Check out W3 Semantic Extractor and the Google site related keyword tool. What better way to get information about what Google thinks your site is about then using a tool designed by Google to figure out exactly what your site is about?
In summary, you need to ensure your page contains the same or similar terms as appear in the Adwords ad, and these terms need to be displayed prominently on your landing page in order to comply in terms of relevance.
If you go one step further and test your pages using the site related keyword tool, and the semantic extractor, you stand a good chance of achieving a high quality score.
Google’s Tips to Improve Quality Score
Google, as usual, require you to read between the lines. Let’s examine some of their guidelines more closely:
Link to the page on your site that provides the most useful and accurate information about the product or service in your ad.
Ensure the landing page and the ad are identical in terms of subject matter. Click-backs can affect your quality score, so make sure you repeat the keyword term high up on the page, in bold, in your copy. This also helps reaffirm to the user that they’ve arrived at the right place.
If your site displays advertising, distinguish sponsored links from the rest of your site content
Your page can’t consist mostly of ads. I’ve seen a lot of pages getting away with this, however.
Try to provide information without requiring users to register. Or, provide a preview of what users will get by registering
Pretty obvious. Users typically don’t register for something unless they desperately want what you’re offering. There is a high likelihood they’ll click back if presented with registration as the only option.
In general, build pages that provide substantial and useful information to the end-user
That’s a big one. Google don’t want just an ad, and certainly not a misleading one. They want information, much the same as they require in the organic search results. Focus on providing user utility and you can’t go too far wrong.
If your landing page consists of mostly ads or general search results (such as a directory or catalog page), you should provide as much information as you can beyond what your ad describes. For example, if your ad mentions <’Free travel information,’ your landing page should feature free travel information (versus links to other sites that do).
Your page should be an informative destination in itself. Of course, you need to balance the commercial imperative – making a conversion – with an informational one.
You should have unique content (should not be similar or nearly identical in appearance to another site). For more information, see our affiliate guidelines.
As mentioned, earlier, Google will want to avoid showing the same page to users if they happen to click multiple ads. It’s not hard for Google to spot duplicate content, so make sure your text is original.
Increase value & customer satisfaciton through using different strategies. To avoid duplication, consider various angles. i.e. instead of talking about the product itself, provide a “how to solve a problem” page for users. This how-to, of course, will recommend the product in question. Tell a story about using the product, provide unique testimonials, etc. Avoid cutting and pasting from the suppliers website.
What Service?
Finally, a lot of the emails concerning the banning appear to have been sent to affiliates, both direct-to merchant and otherwise. There are some big spenders in there, so it looks like Google is tightening the noose on the middle man, once again.

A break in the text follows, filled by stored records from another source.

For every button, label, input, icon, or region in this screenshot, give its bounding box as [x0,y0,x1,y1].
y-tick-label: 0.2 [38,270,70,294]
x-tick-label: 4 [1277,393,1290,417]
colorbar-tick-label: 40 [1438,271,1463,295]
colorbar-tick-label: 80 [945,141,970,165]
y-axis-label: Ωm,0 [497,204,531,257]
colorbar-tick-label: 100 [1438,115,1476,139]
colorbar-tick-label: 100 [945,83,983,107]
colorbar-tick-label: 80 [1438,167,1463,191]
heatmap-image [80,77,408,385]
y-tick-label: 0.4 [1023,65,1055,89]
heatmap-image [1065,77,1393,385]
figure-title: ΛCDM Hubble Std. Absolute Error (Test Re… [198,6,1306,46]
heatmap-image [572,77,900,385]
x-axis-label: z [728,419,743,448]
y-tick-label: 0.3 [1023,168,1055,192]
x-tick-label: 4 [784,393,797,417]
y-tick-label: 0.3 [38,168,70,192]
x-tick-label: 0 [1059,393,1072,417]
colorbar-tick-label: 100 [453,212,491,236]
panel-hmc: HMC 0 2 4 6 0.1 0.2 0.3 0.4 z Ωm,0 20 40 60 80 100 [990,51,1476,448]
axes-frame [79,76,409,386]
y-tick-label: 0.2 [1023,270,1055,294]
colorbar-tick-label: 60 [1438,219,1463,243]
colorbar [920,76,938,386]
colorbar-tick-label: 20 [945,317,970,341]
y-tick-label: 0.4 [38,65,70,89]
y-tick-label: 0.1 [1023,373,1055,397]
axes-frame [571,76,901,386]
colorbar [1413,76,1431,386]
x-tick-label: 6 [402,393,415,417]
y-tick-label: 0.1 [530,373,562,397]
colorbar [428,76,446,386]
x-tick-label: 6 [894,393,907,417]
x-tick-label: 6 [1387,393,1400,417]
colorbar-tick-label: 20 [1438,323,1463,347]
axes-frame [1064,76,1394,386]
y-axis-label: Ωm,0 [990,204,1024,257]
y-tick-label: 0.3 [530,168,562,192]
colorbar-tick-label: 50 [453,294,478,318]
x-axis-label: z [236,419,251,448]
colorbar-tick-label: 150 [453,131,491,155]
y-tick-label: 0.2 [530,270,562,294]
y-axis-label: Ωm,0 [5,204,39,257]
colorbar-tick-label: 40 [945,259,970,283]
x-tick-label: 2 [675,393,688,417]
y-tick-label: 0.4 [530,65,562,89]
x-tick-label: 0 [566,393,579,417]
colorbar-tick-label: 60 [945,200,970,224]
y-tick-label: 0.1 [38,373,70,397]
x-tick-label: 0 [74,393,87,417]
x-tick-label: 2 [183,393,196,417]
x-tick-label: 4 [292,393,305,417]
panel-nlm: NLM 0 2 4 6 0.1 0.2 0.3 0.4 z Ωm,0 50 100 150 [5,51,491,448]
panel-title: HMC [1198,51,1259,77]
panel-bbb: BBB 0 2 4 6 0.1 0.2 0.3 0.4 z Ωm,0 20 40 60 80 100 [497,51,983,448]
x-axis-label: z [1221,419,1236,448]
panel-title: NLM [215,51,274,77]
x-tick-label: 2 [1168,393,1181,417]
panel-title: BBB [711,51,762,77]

It’s easy to understand the frustration, given the vagueness, and neatly summed up by a WebmasterWorld poster:
You buy a laptop for $1K from HP,DELL, or IBM. This laptop has much lower margins than sending a few bytes over the wire. Yet, if you have a problem you expect, and you will be able, to contact someone in support via toll-free phone, live chat or email to resolve the problem. If the result is not satisfactory, you can get the problem escalated to a case manager or eventually executive support. At some point someone with sufficient *authority* to fix your particular problem will respond.
But, if you spend $100K on ads, the best you can get is a vague automated email.
Heh. Makes you wonder what some of these pages look like? Anyone got an example of a banned page they care to share?